Speaker
Description
The Global Network of Optical Magnetometers for Exotic physics searches (GNOME) [1] uses precise atomic spin-based sensors (magnetometers and comagnetometers) to search for ultralight dark matter (e.g., axions and axion-like particles). GNOME searches for the global exotic spin perturbations that could be simultaneously observed in distant laboratories. It was recently proposed to use GNOME to search for ultralight bosonic dark matter virialized in the galactic halo by possible quadratic coupling to fermion spins [2]. This so-called intensity interferometry approach is based on searches for correlations in stochastically fluctuating signals recorded in different GNOME stations.
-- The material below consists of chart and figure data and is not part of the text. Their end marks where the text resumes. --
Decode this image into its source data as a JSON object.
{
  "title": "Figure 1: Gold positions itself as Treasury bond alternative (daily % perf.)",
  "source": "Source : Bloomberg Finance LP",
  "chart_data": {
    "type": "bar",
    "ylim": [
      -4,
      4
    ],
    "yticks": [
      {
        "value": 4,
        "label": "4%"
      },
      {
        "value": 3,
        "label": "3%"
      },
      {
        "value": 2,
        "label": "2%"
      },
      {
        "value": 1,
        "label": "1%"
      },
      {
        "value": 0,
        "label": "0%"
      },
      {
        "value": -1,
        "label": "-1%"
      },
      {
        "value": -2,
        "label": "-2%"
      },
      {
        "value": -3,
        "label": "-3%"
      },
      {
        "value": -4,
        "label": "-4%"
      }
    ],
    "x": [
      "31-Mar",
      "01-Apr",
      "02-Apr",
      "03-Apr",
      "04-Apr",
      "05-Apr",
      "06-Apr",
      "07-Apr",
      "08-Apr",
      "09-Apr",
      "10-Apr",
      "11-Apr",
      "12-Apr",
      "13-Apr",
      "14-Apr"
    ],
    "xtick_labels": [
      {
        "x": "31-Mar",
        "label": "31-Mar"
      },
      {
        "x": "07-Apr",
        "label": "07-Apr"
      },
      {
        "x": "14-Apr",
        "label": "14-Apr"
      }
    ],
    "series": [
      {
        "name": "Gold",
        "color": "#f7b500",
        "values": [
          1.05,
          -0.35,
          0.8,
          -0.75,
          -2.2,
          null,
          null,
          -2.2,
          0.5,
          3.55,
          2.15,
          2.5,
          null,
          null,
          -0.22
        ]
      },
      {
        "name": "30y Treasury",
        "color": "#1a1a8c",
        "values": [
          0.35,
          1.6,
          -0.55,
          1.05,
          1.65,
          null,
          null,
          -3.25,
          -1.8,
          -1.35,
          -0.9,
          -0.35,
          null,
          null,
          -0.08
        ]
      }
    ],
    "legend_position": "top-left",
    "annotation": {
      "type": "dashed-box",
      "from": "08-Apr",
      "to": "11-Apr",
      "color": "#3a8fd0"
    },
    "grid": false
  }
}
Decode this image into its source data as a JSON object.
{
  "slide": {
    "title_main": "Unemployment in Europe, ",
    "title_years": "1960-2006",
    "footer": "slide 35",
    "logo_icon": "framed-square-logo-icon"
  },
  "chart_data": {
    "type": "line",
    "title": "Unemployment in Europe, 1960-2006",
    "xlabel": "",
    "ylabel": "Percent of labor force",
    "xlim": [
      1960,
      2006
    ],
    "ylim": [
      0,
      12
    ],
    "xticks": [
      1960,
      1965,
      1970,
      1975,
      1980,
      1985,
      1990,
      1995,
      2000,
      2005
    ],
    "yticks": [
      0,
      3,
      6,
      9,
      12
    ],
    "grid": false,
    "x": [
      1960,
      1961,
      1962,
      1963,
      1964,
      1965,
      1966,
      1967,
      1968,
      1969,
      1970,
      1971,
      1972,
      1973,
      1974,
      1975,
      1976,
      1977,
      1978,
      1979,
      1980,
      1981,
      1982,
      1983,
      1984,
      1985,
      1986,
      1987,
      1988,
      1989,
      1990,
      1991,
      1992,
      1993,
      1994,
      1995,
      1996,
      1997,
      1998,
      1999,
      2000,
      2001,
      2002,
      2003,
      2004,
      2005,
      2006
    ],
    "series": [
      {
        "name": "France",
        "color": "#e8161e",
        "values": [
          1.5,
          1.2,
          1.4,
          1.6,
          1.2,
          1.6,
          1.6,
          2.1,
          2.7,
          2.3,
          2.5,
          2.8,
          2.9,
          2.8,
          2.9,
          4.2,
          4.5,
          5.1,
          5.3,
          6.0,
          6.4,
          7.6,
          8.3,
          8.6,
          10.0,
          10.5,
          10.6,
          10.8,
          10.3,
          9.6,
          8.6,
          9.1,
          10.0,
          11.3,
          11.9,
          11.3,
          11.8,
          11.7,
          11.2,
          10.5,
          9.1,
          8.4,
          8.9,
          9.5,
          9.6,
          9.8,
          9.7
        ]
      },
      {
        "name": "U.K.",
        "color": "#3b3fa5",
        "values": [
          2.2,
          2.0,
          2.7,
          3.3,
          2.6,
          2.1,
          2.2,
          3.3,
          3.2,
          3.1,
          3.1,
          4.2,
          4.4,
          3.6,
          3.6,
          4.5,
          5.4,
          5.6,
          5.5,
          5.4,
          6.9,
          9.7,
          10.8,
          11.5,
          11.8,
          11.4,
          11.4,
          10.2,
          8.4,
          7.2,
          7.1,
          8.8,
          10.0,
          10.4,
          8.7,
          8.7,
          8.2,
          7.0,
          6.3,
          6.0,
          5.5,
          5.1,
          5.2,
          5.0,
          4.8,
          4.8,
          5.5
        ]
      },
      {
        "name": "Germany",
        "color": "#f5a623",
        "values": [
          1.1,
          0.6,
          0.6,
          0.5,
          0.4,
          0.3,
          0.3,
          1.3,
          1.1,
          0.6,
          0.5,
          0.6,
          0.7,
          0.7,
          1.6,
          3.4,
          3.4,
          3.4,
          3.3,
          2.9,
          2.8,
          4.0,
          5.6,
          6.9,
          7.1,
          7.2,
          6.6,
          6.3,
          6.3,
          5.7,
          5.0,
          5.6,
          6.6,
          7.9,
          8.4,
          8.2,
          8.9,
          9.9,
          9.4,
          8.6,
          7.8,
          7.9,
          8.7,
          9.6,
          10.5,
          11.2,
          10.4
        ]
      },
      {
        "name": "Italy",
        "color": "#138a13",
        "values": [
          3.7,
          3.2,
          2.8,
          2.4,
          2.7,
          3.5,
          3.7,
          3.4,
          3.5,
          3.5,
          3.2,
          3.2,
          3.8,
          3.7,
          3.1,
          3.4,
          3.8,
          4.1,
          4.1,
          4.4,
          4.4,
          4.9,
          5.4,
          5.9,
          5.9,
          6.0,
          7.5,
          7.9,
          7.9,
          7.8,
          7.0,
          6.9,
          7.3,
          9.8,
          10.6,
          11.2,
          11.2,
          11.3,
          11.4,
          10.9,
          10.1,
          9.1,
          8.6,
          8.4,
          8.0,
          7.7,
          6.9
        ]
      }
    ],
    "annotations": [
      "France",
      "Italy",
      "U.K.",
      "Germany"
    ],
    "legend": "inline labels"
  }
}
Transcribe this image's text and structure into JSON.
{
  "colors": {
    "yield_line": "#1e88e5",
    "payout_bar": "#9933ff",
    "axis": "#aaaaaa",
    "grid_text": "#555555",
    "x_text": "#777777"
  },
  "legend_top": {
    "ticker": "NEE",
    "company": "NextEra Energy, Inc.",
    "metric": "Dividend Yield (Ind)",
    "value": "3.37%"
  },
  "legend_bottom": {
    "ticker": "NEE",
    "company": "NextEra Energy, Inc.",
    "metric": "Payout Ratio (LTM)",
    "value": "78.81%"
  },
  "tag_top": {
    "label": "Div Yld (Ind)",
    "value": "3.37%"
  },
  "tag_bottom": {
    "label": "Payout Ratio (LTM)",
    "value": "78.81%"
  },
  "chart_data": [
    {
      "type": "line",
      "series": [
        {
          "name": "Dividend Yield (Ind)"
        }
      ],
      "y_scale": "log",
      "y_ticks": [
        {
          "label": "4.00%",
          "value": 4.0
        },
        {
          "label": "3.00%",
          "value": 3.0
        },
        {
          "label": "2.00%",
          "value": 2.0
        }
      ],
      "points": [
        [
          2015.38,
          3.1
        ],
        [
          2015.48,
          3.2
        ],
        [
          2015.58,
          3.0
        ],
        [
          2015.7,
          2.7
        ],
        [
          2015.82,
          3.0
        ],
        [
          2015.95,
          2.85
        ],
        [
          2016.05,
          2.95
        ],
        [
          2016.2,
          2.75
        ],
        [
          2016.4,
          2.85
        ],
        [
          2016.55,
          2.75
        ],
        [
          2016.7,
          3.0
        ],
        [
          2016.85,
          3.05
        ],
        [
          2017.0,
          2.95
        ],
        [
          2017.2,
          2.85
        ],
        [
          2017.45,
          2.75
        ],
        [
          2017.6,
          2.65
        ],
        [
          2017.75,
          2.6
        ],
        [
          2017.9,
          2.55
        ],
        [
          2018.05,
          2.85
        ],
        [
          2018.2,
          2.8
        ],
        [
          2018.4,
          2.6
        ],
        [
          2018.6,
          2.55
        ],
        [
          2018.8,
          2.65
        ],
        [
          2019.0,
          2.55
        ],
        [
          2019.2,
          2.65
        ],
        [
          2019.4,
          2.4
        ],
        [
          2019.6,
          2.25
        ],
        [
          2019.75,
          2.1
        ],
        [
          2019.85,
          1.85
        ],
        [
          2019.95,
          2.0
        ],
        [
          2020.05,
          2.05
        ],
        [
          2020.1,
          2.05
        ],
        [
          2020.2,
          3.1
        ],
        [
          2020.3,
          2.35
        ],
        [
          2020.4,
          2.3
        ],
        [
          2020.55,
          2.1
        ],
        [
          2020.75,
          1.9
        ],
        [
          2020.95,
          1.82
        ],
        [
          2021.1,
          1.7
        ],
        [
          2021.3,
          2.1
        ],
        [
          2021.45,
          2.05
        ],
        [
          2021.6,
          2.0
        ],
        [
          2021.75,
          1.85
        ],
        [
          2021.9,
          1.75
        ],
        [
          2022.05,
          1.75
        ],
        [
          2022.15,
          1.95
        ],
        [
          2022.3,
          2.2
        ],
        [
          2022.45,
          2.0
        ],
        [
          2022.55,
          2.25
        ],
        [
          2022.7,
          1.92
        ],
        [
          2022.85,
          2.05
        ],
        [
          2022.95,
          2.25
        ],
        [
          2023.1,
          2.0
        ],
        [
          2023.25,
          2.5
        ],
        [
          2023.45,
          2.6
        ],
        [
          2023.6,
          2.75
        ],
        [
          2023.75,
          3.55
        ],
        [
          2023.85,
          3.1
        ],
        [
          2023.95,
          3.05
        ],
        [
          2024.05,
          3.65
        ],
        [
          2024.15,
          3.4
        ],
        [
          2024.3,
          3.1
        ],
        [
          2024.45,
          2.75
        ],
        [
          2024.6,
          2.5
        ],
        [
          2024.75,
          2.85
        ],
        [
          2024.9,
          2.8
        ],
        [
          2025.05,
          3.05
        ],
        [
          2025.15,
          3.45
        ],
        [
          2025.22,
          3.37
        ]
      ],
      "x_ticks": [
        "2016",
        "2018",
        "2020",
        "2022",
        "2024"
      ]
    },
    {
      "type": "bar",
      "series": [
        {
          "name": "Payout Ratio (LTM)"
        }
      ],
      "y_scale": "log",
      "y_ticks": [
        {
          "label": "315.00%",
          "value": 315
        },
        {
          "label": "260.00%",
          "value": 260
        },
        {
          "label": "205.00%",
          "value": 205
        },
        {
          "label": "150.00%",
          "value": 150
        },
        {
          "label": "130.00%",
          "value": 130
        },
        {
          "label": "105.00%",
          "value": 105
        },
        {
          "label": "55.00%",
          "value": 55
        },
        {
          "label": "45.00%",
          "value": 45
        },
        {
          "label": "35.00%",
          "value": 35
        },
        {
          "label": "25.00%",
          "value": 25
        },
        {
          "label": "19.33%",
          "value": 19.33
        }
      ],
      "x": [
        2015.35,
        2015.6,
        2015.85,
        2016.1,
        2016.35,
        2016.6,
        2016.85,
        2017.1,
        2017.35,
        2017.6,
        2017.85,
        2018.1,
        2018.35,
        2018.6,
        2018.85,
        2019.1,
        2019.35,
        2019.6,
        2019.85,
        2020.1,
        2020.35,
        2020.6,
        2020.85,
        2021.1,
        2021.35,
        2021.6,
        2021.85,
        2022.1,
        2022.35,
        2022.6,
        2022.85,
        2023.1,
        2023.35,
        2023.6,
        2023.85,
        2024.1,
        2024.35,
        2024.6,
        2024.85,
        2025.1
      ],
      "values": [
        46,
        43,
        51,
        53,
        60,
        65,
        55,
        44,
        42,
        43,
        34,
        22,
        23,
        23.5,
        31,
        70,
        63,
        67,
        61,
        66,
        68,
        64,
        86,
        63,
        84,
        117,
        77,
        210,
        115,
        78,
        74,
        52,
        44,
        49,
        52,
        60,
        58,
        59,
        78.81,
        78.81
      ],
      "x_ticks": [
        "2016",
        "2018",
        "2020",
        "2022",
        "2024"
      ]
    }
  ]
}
Compared to the resonant searches aiming at a direct detection of oscillations in signals arising at the dark matter Compton frequency, this approach allows us to extend the probed Compton frequency range by around six orders of magnitude (corresponding to the ratio of carrier Compton frequency to the frequency dispersion caused by the relativistic Doppler effect). With a bandwidth of around 100 Hz, GNOME is expected to probe quadratic coupling in a mass range $10^{-14}$-$10^{-9}$ eV. Working progress and analysis prospects will be discussed during the presentation.
[1] S. Pustelny, et al., The global network of optical magnetometers for exotic physics (gnome): A novel scheme to search for physics beyond the standard model, Annalen der Physik 525, 659 (2013).
[2] H. Masia-Roig, et al., Intensity interferometry for ultralight bosonic dark matter detection, arXiv:2202.0264510.48550/arXiv.2202.02645 (2022).